White Paper charts the future of digital production and in-plant printing
According to author Richard Vines, there is a revolution occurring in the way in which knowledge and information are produced, evaluated, communicated, managed and used. He bases his analysis on certain aspects of this change, especially the role of print and copy shops embedded within organization that have a different core business – inplant printers.
The wide-ranging investigation www.nippa.com.au comes to the conclusion that in-plants are the centres of the changes that are transforming the printing and publishing industries. Mainly precipitated by the adoption of digital technologies, it is fuelled by the replacement of workflows based on the physical exchange of goods and services with workflows structured around online transactions. This is a move towards use, users and user environments as compared to the traditional focus on products, consumers and consumer behaviour.
The White Paper was presented to NIPPA members at this week’s Darwin conference by David Harrison, president, who encouraged the industry to take up its findings and gain a clearer understanding of where the value lies in the new relationships between printing and publishing. “It is a very valuable study and reinforces the key role and the opportunities that face our members in the transformation of the industry. Digital processes have changed everything and we are the sector that has the skills to help manage the new ways of producing information for clients.”
He paid tribute to the funding and organising role of Canon in the creation of the White Paper. “We asked them how they could contribute to our industry and to their credit they came up with this key initiative.”
Steve Brown, marketing manager Canon Production, was adamant that he did not want the White Paper to be seen as a company branded exercise. “This is not about Canon, this is an independent report on a vital sector by a professional industry analyst. We want to ensure that the White Paper is of value to the whole industry and its adoption and circulation is not limited by any perception that it is the work of one supplier.”
What is effective and what is valuable?
The 55-page document draws a key distinction between effective and valuable in-plant facilities, contrasting the essential but limited ambition of an in-plant operation that concentrates solely on the delivery of printed products using its own equipment, with the more fundamentally valuable role of an integrated knowledge and alliance focused operation. A valuable in-plant becomes entwined in the product-service system that makes up the host organization’s core business. . . . the inplant forms organization-wide alliances with a wide range of divisions such as the library, the finance, information and IT departments, the bookshop and the data processing centre. Innovation flourishes, and the in-plant becomes enmeshed with the infrastructure of enterprise publishing, marketing, and information and knowledge management. There is a shift in the plant’s focus from print alone towards all types of output management, especially digital imaging.

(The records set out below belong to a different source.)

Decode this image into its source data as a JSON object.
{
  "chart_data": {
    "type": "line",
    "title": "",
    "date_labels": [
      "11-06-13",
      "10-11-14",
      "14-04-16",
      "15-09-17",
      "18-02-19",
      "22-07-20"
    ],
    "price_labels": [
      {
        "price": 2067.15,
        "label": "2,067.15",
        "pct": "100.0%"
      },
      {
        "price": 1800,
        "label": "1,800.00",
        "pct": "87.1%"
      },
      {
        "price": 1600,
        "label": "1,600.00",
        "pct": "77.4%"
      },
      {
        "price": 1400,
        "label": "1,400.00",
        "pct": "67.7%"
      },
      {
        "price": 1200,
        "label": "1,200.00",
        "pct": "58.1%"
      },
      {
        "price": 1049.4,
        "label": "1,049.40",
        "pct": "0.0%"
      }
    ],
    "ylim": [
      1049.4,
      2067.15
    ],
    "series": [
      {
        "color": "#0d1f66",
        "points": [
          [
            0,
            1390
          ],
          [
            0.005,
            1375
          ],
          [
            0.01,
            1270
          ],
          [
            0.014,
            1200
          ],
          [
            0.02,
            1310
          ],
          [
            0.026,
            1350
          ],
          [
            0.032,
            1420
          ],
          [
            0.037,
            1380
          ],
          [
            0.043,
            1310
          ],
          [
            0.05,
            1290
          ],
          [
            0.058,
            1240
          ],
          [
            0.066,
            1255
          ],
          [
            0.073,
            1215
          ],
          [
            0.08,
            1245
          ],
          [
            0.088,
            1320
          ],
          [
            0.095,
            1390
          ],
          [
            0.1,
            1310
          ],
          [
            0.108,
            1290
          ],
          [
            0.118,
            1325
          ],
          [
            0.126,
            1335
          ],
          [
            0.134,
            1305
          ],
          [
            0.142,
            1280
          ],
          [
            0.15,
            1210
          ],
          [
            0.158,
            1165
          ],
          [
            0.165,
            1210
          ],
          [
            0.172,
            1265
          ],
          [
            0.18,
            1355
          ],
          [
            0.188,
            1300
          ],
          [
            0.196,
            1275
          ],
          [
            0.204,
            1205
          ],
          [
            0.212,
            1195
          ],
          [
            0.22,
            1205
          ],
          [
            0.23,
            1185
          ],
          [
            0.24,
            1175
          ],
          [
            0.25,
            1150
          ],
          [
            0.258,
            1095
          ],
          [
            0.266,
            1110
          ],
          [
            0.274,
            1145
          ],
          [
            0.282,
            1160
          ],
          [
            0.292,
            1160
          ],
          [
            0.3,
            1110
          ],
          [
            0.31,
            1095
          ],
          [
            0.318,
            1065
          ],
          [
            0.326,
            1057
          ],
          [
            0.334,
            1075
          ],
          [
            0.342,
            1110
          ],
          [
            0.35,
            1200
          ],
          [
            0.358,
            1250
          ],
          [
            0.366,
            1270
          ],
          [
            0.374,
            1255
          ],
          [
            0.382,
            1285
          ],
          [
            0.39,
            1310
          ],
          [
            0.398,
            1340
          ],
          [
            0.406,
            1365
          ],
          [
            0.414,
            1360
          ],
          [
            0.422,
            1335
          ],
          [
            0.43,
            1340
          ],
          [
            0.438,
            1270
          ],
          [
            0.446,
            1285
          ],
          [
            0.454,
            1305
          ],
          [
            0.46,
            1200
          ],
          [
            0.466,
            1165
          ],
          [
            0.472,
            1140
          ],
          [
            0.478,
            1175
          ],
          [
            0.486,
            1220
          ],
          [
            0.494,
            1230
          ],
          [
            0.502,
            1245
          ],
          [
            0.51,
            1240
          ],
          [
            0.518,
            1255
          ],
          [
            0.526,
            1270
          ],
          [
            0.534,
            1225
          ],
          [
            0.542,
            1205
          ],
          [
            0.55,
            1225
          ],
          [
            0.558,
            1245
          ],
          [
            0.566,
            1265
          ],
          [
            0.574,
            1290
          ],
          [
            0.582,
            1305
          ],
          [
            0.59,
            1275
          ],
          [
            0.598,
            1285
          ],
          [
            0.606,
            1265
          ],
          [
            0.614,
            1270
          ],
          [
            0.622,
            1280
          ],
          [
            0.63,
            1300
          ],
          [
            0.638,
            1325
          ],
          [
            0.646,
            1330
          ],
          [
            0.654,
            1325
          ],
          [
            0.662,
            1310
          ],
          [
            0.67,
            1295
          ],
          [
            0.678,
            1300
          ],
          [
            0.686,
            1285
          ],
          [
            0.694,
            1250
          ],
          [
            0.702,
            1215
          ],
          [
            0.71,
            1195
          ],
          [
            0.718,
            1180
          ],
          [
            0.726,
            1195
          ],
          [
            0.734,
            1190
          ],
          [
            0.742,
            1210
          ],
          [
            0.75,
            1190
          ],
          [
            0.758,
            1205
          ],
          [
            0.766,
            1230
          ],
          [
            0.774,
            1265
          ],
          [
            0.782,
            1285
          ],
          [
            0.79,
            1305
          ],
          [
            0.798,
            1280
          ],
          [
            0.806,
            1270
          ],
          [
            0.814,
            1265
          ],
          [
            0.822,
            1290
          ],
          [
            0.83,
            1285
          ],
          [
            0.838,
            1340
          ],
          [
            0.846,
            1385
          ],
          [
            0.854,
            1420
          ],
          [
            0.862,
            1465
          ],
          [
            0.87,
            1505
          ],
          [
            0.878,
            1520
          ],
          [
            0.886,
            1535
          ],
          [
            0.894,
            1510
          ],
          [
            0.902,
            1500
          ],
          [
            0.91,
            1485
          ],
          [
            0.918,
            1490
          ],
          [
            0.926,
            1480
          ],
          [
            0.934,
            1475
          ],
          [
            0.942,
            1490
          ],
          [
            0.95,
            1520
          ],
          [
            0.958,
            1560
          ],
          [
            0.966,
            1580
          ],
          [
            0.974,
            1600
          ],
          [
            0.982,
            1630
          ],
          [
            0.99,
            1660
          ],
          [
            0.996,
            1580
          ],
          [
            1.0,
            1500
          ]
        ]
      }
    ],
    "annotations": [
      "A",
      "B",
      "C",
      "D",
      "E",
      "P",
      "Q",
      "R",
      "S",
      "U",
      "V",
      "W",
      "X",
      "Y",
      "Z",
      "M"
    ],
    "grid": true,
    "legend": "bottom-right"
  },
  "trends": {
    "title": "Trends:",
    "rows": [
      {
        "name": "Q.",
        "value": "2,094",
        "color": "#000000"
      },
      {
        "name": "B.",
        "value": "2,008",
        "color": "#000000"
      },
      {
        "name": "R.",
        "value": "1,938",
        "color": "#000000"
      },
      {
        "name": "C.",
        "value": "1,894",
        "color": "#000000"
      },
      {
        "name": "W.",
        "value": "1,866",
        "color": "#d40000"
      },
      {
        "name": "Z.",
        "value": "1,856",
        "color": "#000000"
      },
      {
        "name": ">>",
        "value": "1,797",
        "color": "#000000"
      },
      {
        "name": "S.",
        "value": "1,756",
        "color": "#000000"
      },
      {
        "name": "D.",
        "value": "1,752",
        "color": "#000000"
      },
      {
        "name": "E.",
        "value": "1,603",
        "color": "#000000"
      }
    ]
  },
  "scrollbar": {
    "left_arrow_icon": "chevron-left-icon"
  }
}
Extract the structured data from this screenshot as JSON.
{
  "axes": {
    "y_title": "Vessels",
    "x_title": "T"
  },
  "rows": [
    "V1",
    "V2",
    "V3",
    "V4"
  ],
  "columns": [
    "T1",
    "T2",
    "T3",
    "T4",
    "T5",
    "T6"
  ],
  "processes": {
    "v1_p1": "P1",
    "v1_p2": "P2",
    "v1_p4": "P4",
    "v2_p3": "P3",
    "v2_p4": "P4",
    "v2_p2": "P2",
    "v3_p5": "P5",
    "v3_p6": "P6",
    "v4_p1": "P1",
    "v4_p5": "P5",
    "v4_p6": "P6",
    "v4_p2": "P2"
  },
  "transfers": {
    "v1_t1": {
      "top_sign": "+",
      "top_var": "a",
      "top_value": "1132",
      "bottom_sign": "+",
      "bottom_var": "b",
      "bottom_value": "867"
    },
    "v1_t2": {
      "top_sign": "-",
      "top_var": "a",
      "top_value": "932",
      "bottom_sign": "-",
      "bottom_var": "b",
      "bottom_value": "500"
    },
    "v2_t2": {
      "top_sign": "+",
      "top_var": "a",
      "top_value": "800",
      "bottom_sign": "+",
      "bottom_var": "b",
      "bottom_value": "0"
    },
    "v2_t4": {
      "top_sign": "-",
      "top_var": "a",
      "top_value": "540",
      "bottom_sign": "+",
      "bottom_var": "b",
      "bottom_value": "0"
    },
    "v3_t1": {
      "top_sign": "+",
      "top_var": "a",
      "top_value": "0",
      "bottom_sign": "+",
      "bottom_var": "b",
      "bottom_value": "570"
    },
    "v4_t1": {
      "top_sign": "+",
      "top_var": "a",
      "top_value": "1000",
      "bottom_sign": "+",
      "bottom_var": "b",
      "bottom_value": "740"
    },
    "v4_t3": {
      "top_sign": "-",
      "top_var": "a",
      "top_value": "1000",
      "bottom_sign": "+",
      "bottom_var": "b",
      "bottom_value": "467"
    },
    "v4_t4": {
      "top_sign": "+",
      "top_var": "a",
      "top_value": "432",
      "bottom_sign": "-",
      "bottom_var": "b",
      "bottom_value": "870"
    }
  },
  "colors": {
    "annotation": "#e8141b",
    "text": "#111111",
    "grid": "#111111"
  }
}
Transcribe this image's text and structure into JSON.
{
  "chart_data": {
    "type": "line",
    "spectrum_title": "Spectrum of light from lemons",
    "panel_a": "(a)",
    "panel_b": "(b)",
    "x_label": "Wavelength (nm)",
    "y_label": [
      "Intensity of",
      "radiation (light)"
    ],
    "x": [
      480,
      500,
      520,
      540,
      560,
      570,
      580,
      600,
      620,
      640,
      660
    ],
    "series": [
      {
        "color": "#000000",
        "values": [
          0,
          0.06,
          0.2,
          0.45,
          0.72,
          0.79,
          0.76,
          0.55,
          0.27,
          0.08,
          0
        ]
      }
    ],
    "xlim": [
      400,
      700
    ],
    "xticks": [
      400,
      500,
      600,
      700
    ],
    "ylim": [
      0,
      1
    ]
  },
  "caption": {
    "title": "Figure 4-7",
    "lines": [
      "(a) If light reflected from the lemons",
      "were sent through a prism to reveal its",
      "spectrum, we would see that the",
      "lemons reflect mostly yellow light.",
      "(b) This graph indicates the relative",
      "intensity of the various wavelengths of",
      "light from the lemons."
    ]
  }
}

Vines identifies facilities management (FM) as a threat to the in-plant sector and blames the current lack of understanding of convergence, digital imaging and the development of appropriate user environments for many of the problems that confront the sector. He points out that other professional groups, such as librarians in the higher education sector for instance, are being vested with major reform agendas, without necessarily having the core competencies and understanding of digital workflows and imaging solutions.
Failure to address these strategic issues is likely to exacerbate the trend towards pillarisation (sic) of workflow. This has the potential to encourage the further outsourcing or FM of multiple functional areas such as office printing equipment, photocopier fleets, offset printing and IT functions.
He clearly states that the decision by an organization to outsource or FM could prove short sighted at a time when communications are rapidly converging, with may opportunities emerging for enterprises t leverage competitiveness across the board by having a valuable in-plant printing facility.